The article begins with a very odd and revealing moment on the campaign trail and also covers Rudy's dunce-hatting of Rep. Ron Paul (R-TX) at the first Republican Presidential debate. Not to be missed, if you really want to know why New Yorkers were glad when Mayor Giuliani finally -- after suspending the election of his successor on his own edict -- left the job.
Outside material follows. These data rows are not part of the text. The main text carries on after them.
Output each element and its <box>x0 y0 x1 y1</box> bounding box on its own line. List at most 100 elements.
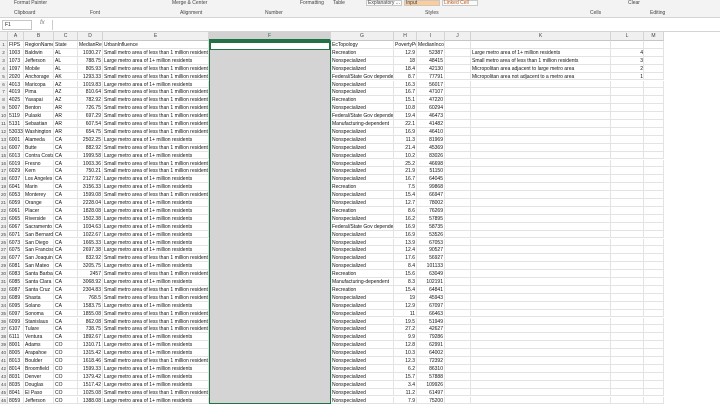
cell-e[interactable]: Small metro area of less than 1 million … <box>103 159 209 168</box>
cell-l[interactable] <box>611 270 644 278</box>
cell-c[interactable]: CA <box>54 151 78 160</box>
cell-d[interactable]: 1379.42 <box>78 372 103 381</box>
cell-a[interactable]: 6059 <box>8 199 24 207</box>
cell-j[interactable] <box>445 120 471 128</box>
cell-c[interactable]: CA <box>54 175 78 184</box>
cell-k[interactable] <box>471 167 611 176</box>
conditional-formatting-button[interactable]: Formatting <box>300 0 324 6</box>
cell-e[interactable]: Small metro area of less than 1 million … <box>103 143 209 152</box>
cell-g[interactable]: Nonspecialized <box>331 254 394 263</box>
cell-m[interactable] <box>644 388 664 397</box>
cell-l[interactable] <box>611 333 644 342</box>
cell-i[interactable]: 64841 <box>417 285 445 294</box>
cell-d[interactable]: 882.92 <box>78 143 103 152</box>
cell-l[interactable] <box>611 120 644 128</box>
cell-k[interactable] <box>471 199 611 207</box>
row-header[interactable]: 40 <box>0 349 8 357</box>
row-header[interactable]: 6 <box>0 80 8 89</box>
cell-m[interactable] <box>644 151 664 160</box>
cell-c[interactable]: CA <box>54 262 78 271</box>
cell-d[interactable]: 810.64 <box>78 88 103 97</box>
cell-d[interactable]: 1025.08 <box>78 388 103 397</box>
cell-j[interactable] <box>445 175 471 184</box>
cell-e[interactable]: Large metro area of 1+ million residents <box>103 199 209 207</box>
cell-a[interactable]: 6107 <box>8 325 24 334</box>
cell-e[interactable]: Large metro area of 1+ million residents <box>103 214 209 223</box>
cell-l[interactable] <box>611 388 644 397</box>
cell-k[interactable] <box>471 191 611 199</box>
cell-a[interactable]: 53033 <box>8 127 24 136</box>
cell-k[interactable] <box>471 309 611 318</box>
cell-c[interactable]: CA <box>54 285 78 294</box>
column-header-f[interactable]: F <box>209 32 331 41</box>
cell-l[interactable] <box>611 41 644 49</box>
row-header[interactable]: 45 <box>0 388 8 397</box>
cell-j[interactable] <box>445 104 471 113</box>
cell-a[interactable]: 6037 <box>8 175 24 184</box>
cell-g[interactable]: Nonspecialized <box>331 396 394 404</box>
cell-c[interactable]: AL <box>54 64 78 73</box>
cell-e[interactable]: Large metro area of 1+ million residents <box>103 135 209 144</box>
cell-l[interactable] <box>611 214 644 223</box>
cell-i[interactable]: 45369 <box>417 143 445 152</box>
cell-k[interactable] <box>471 325 611 334</box>
formula-input[interactable] <box>58 20 716 30</box>
cell-j[interactable] <box>445 72 471 81</box>
cell-a[interactable]: 2020 <box>8 72 24 81</box>
cell-l[interactable] <box>611 159 644 168</box>
cell-d[interactable]: 1502.38 <box>78 214 103 223</box>
cell-g[interactable]: Nonspecialized <box>331 80 394 89</box>
cell-l[interactable] <box>611 230 644 239</box>
cell-j[interactable] <box>445 246 471 255</box>
cell-g[interactable]: Nonspecialized <box>331 159 394 168</box>
cell-h[interactable]: 7.5 <box>394 183 417 192</box>
cell-h[interactable]: 3.4 <box>394 380 417 389</box>
cell-a[interactable]: 5131 <box>8 120 24 128</box>
cell-h[interactable]: 15.4 <box>394 191 417 199</box>
cell-b[interactable]: Yavapai <box>24 96 54 105</box>
cell-c[interactable]: AR <box>54 127 78 136</box>
cell-k[interactable] <box>471 246 611 255</box>
cell-d[interactable]: 1665.33 <box>78 238 103 247</box>
cell-h[interactable]: 9.9 <box>394 333 417 342</box>
cell-m[interactable] <box>644 357 664 365</box>
column-header-k[interactable]: K <box>471 32 611 41</box>
cell-e[interactable]: Large metro area of 1+ million residents <box>103 183 209 192</box>
cell-d[interactable]: 805.93 <box>78 64 103 73</box>
cell-j[interactable] <box>445 214 471 223</box>
cell-e[interactable]: Small metro area of less than 1 million … <box>103 88 209 97</box>
cell-k[interactable] <box>471 214 611 223</box>
cell-l[interactable] <box>611 364 644 373</box>
cell-j[interactable] <box>445 230 471 239</box>
cell-k[interactable] <box>471 357 611 365</box>
cell-j[interactable] <box>445 325 471 334</box>
cell-m[interactable] <box>644 333 664 342</box>
cell-i[interactable]: MedianIncome <box>417 41 445 49</box>
cell-e[interactable]: Small metro area of less than 1 million … <box>103 48 209 57</box>
cell-m[interactable] <box>644 293 664 302</box>
style-input[interactable]: Input <box>404 0 440 6</box>
cell-e[interactable]: Large metro area of 1+ million residents <box>103 301 209 310</box>
cell-d[interactable]: 782.92 <box>78 96 103 105</box>
cell-g[interactable]: Nonspecialized <box>331 199 394 207</box>
cell-c[interactable]: CO <box>54 357 78 365</box>
cell-a[interactable]: 6089 <box>8 293 24 302</box>
cell-g[interactable]: Nonspecialized <box>331 262 394 271</box>
cell-j[interactable] <box>445 396 471 404</box>
cell-j[interactable] <box>445 112 471 120</box>
row-header[interactable]: 10 <box>0 112 8 120</box>
cell-c[interactable]: CA <box>54 254 78 263</box>
row-header[interactable]: 31 <box>0 278 8 286</box>
cell-e[interactable]: Large metro area of 1+ million residents <box>103 396 209 404</box>
cell-m[interactable] <box>644 120 664 128</box>
cell-l[interactable] <box>611 88 644 97</box>
cell-j[interactable] <box>445 293 471 302</box>
row-header[interactable]: 23 <box>0 214 8 223</box>
cell-d[interactable]: 2502.25 <box>78 135 103 144</box>
cell-a[interactable]: 6075 <box>8 246 24 255</box>
cell-j[interactable] <box>445 388 471 397</box>
cell-j[interactable] <box>445 143 471 152</box>
cell-d[interactable]: 1310.71 <box>78 341 103 350</box>
cell-k[interactable] <box>471 175 611 184</box>
cell-d[interactable]: 1828.08 <box>78 206 103 215</box>
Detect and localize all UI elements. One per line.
I'm not sure what it will take to dislodge the current lazy mainstream media story that Rudy was the hero of 9/11 (read the article to learn more reasons why not), but meanwhile former Vice President Al Gore has a new book out about the fundamental cracks in our democratic discourse, The Assault on Reason, and the old lazy mainstream media story about him being, uh, too smart has again reared it's Medusa-like head. Per Paul McLeary at the Columbia Journalism Review:

Milbank gives us an account of a recent speech by Gore that reads almost like a parody of everything we read about the candidate back in '00.

Milbank said that during the speech, Gore "waxed esoteric," "waxed erudite," and "waxed informed," as if these might be bad things to have happen during a speech. Milbank then quotes several audience members who gush over how smart Gore is, concluding that "therein lies a problem for the Gore '08 bubble." Can't be too smart, now, or else you'll look like an egghead, right?

G*ddamn America and its anti-intellectualism.

Remember what happened when we didn't go for smart?